I’ve said this before on FB, but I remember going in to my philosophy of religion class the next morning. I hardly said a word, and half the women in the class burst into tears. Now, in the US, a killing like this just means that it’s Wednesday. Now the NRA has media strategies and talking points in advance for dealing with the inevitability of mass murders. And they’re the relatively reasonable ones, believe it or not, compared to the ones like Alex Jones who claim that mass murders were just actors hired to create a media scene, and no one was actually killed at all.

It remains the case in the US that the vast majority of mass killings are done by white men. And it also remains the case that some of the strongest correlations with this sort of thing, are violence against women and violence against animals. Correlation is not causation, but it is also not nothing. It should be an invitation, or rather a demand, to investigate further. But that investigation would run directly into the cherished beliefs of a society that wants to hold on to the idea that white men really are properly the actors and the deciders and the initiators of everything.

Time’s Person of the Year this year is “The Silence Breakers”. Trump turned down the honor in advance, but in fact, he hovers over it anyway. Like the Montreal killer in 1989, he’s the mediocre white male who is threatened by demands for respect. Let’s not even say equality – he was far from that discussion – let’s just say respect. Even that is too much for him and those like him who torture logic to justify themselves. There is a tidal wave of me-too statements that tell us that this happens to the majority of women. It keeps women in their place, just as the rhetoric of slave owners and Jim Crow enforcers kept blacks in their place in the US. And when words fail, when people start saying me-too, when demands for basic respect are labelled as “political correctness”, which is then seen as equivalent to rugged individualism and thinking for yourself rather than the superficial me-tooism of the mediocre white male, marches happen, women are run over, lined up against walls. Or just shot while shopping, or going to a concert, or living life.

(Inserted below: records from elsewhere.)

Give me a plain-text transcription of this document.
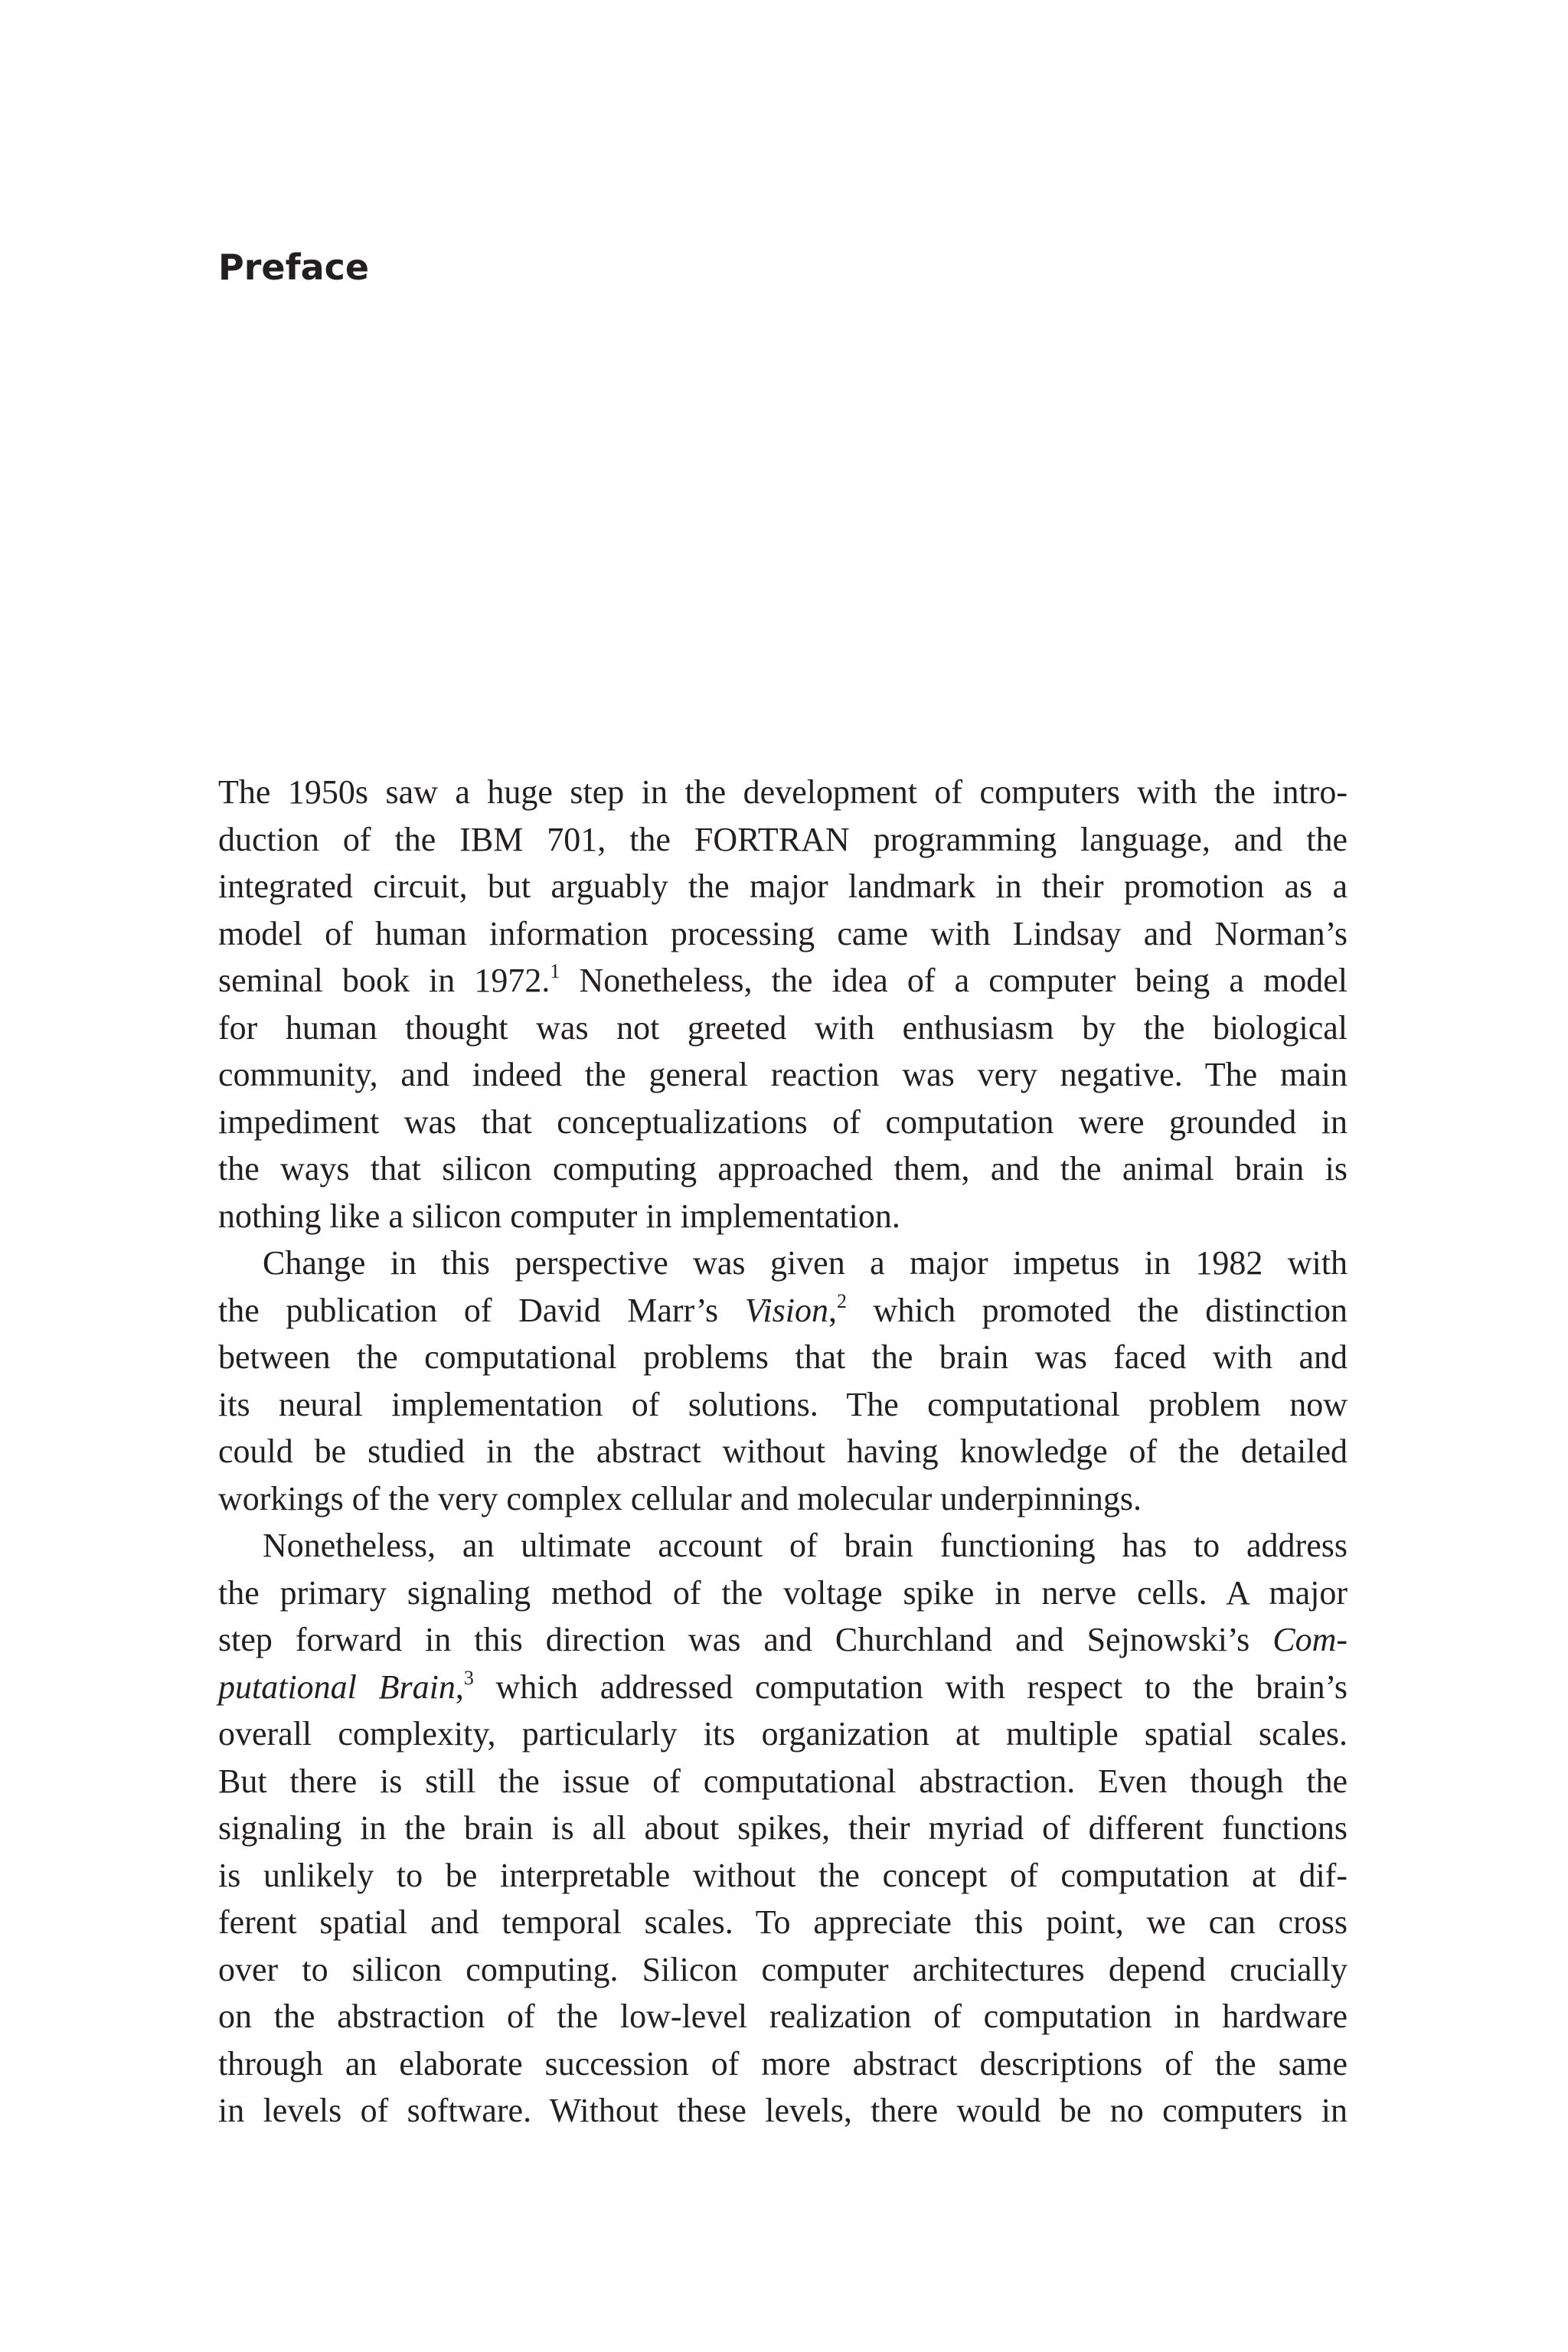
Preface
The 1950s saw a huge step in the development of computers with the intro-
duction of the IBM 701, the FORTRAN programming language, and the
integrated circuit, but arguably the major landmark in their promotion as a
model of human information processing came with Lindsay and Norman’s
seminal book in 1972.$^1$ Nonetheless, the idea of a computer being a model
for human thought was not greeted with enthusiasm by the biological
community, and indeed the general reaction was very negative. The main
impediment was that conceptualizations of computation were grounded in
the ways that silicon computing approached them, and the animal brain is
nothing like a silicon computer in implementation.
Change in this perspective was given a major impetus in 1982 with
the publication of David Marr’s Vision,$^2$ which promoted the distinction
between the computational problems that the brain was faced with and
its neural implementation of solutions. The computational problem now
could be studied in the abstract without having knowledge of the detailed
workings of the very complex cellular and molecular underpinnings.
Nonetheless, an ultimate account of brain functioning has to address
the primary signaling method of the voltage spike in nerve cells. A major
step forward in this direction was and Churchland and Sejnowski’s Com-
putational Brain,$^3$ which addressed computation with respect to the brain’s
overall complexity, particularly its organization at multiple spatial scales.
But there is still the issue of computational abstraction. Even though the
signaling in the brain is all about spikes, their myriad of different functions
is unlikely to be interpretable without the concept of computation at dif-
ferent spatial and temporal scales. To appreciate this point, we can cross
over to silicon computing. Silicon computer architectures depend crucially
on the abstraction of the low-level realization of computation in hardware
through an elaborate succession of more abstract descriptions of the same
in levels of software. Without these levels, there would be no computers in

That guy in Montreal in 1989 was a shock to the system at the time. It changed a lot in Canada. In countries other than the US, horrific events like this had an effect on public policy. There was a line that had been crossed, and people rose up and said, never again do we want this to happen. Canada passed gun laws. Australia did the same after a massacre there. In the US, it is clear that there is no line that is a line too far.

I guess today all I can do is to think back to that day in 1989 that I walked into class, and people felt something, not because they were directly involved but because this happened in their country, not far down the road, and it was an attack on all of us because it was an attack on those 14 women. We felt something. Today, in the US, we feel nothing, and so, we do nothing.